Creamy Lemon Pasta

  • 04 May - 10 May, 2024
  • Mag The Weekly
  • Cookery

Ingredients:

· 1 package (16oz.) fettuccine

· 1 cup frozen peas

· 8 fresh asparagus spears

· ¼ cup extra virgin olive oil

· 4 small onions, finely chopped

· 1 medium leek (white portion only)

· 3 garlic cloves, minced

· 1 cup heavy whipping cream

· 2tsp grated lemon zest

· ¼ cup lemon juice

· ½ tsp salt

· ¼ tsp pepper

· 1 cup fresh arugula

· ½ cup grated Parmesan cheese

· 3tbsp minced spring onions (green part)

· Chopped fresh basil

Method:

Cook pasta according to package directions, adding peas during last two minutes. Meanwhile, using a vegetable peeler, cut asparagus into very thin lengthwise strips. Drain pasta mixture, set aside. In a large skillet, heat oil over medium heat. Add onions; cook and stir for three minutes.

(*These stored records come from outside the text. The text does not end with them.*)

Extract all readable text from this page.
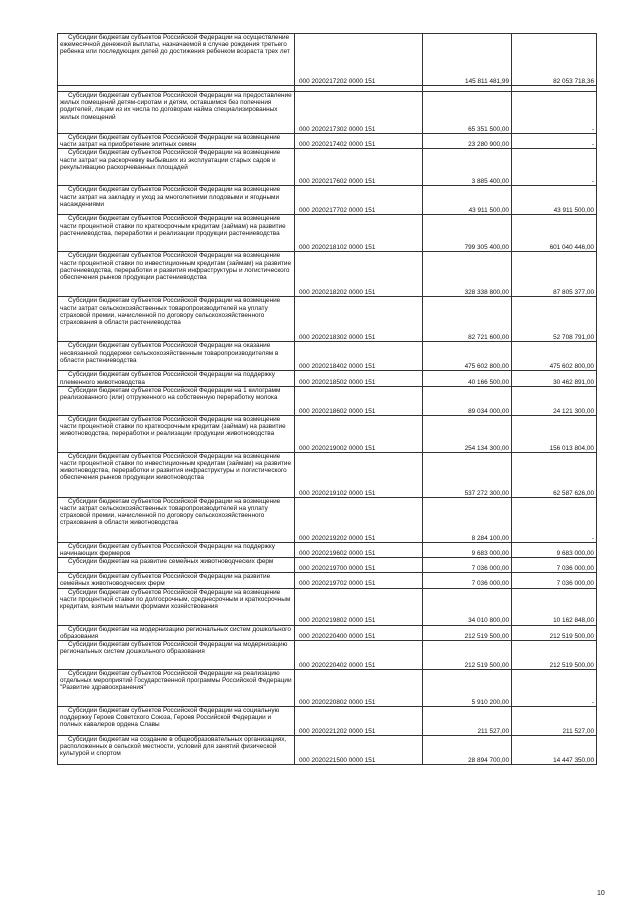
Субсидии бюджетам субъектов Российской Федерации на осуществление ежемесячной денежной выплаты, назначаемой в случае рождения третьего ребенка или последующих детей до достижения ребенком возраста трех лет	000 2020217202 0000 151	145 811 481,99	82 053 718,36

Субсидии бюджетам субъектов Российской Федерации на предоставление жилых помещений детям-сиротам и детям, оставшимся без попечения родителей, лицам из их числа по договорам найма специализированных жилых помещений	000 2020217302 0000 151	65 351 500,00	-
Субсидии бюджетам субъектов Российской Федерации на возмещение части затрат на приобретение элитных семян	000 2020217402 0000 151	23 280 900,00	-
Субсидии бюджетам субъектов Российской Федерации на возмещение части затрат на раскорчевку выбывших из эксплуатации старых садов и рекультивацию раскорчеванных площадей	000 2020217602 0000 151	3 885 400,00	-
Субсидии бюджетам субъектов Российской Федерации на возмещение части затрат на закладку и уход за многолетними плодовыми и ягодными насаждениями	000 2020217702 0000 151	43 911 500,00	43 911 500,00
Субсидии бюджетам субъектов Российской Федерации на возмещение части процентной ставки по краткосрочным кредитам (займам) на развитие растениеводства, переработки и реализации продукции растениеводства	000 2020218102 0000 151	799 305 400,00	601 040 446,00
Субсидии бюджетам субъектов Российской Федерации на возмещение части процентной ставки по инвестиционным кредитам (займам) на развитие растениеводства, переработки и развития инфраструктуры и логистического обеспечения рынков продукции растениеводства	000 2020218202 0000 151	328 338 800,00	87 805 377,00
Субсидии бюджетам субъектов Российской Федерации на возмещение части затрат сельскохозяйственных товаропроизводителей на уплату страховой премии, начисленной по договору сельскохозяйственного страхования в области растениеводства	000 2020218302 0000 151	82 721 600,00	52 708 791,00
Субсидии бюджетам субъектов Российской Федерации на оказание несвязанной поддержки сельскохозяйственным товаропроизводителям в области растениеводства	000 2020218402 0000 151	475 602 800,00	475 602 800,00
Субсидии бюджетам субъектов Российской Федерации на поддержку племенного животноводства	000 2020218502 0000 151	40 166 500,00	30 462 891,00
Субсидии бюджетам субъектов Российской Федерации на 1 килограмм реализованного (или) отгруженного на собственную переработку молока	000 2020218602 0000 151	89 034 000,00	24 121 300,00
Субсидии бюджетам субъектов Российской Федерации на возмещение части процентной ставки по краткосрочным кредитам (займам) на развитие животноводства, переработки и реализации продукции животноводства	000 2020219002 0000 151	254 134 300,00	156 013 804,00
Субсидии бюджетам субъектов Российской Федерации на возмещение части процентной ставки по инвестиционным кредитам (займам) на развитие животноводства, переработки и развития инфраструктуры и логистического обеспечения рынков продукции животноводства	000 2020219102 0000 151	537 272 300,00	62 587 626,00
Субсидии бюджетам субъектов Российской Федерации на возмещение части затрат сельскохозяйственных товаропроизводителей на уплату страховой премии, начисленной по договору сельскохозяйственного страхования в области животноводства	000 2020219202 0000 151	8 284 100,00	-
Субсидии бюджетам субъектов Российской Федерации на поддержку начинающих фермеров	000 2020219602 0000 151	9 683 000,00	9 683 000,00
Субсидии бюджетам на развитие семейных животноводческих ферм	000 2020219700 0000 151	7 036 000,00	7 036 000,00
Субсидии бюджетам субъектов Российской Федерации на развитие семейных животноводческих ферм	000 2020219702 0000 151	7 036 000,00	7 036 000,00
Субсидии бюджетам субъектов Российской Федерации на возмещение части процентной ставки по долгосрочным, среднесрочным и краткосрочным кредитам, взятым малыми формами хозяйствования	000 2020219802 0000 151	34 010 800,00	10 162 848,00
Субсидии бюджетам на модернизацию региональных систем дошкольного образования	000 2020220400 0000 151	212 519 500,00	212 519 500,00
Субсидии бюджетам субъектов Российской Федерации на модернизацию региональных систем дошкольного образования	000 2020220402 0000 151	212 519 500,00	212 519 500,00
Субсидии бюджетам субъектов Российской Федерации на реализацию отдельных мероприятий Государственной программы Российской Федерации "Развитие здравоохранения"	000 2020220802 0000 151	5 910 200,00	-
Субсидии бюджетам субъектов Российской Федерации на социальную поддержку Героев Советского Союза, Героев Российской Федерации и полных кавалеров ордена Славы	000 2020221202 0000 151	211 527,00	211 527,00
Субсидии бюджетам на создание в общеобразовательных организациях, расположенных в сельской местности, условий для занятий физической культурой и спортом	000 2020221500 0000 151	28 894 700,00	14 447 350,00
10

Add leeks, asparagus and garlic; cook and stir until vegetable are crisp-tender, three to four minutes.

Turn heat to low. Stir in cream, lemon zest, lemon juice, salt and pepper. Cook, stirring occasionally, until heated through. Stir in pasta mixture, arugula, Parmesan and green onions. Sprinkle with basil and, if desired, additional Parmesan cheese before serving.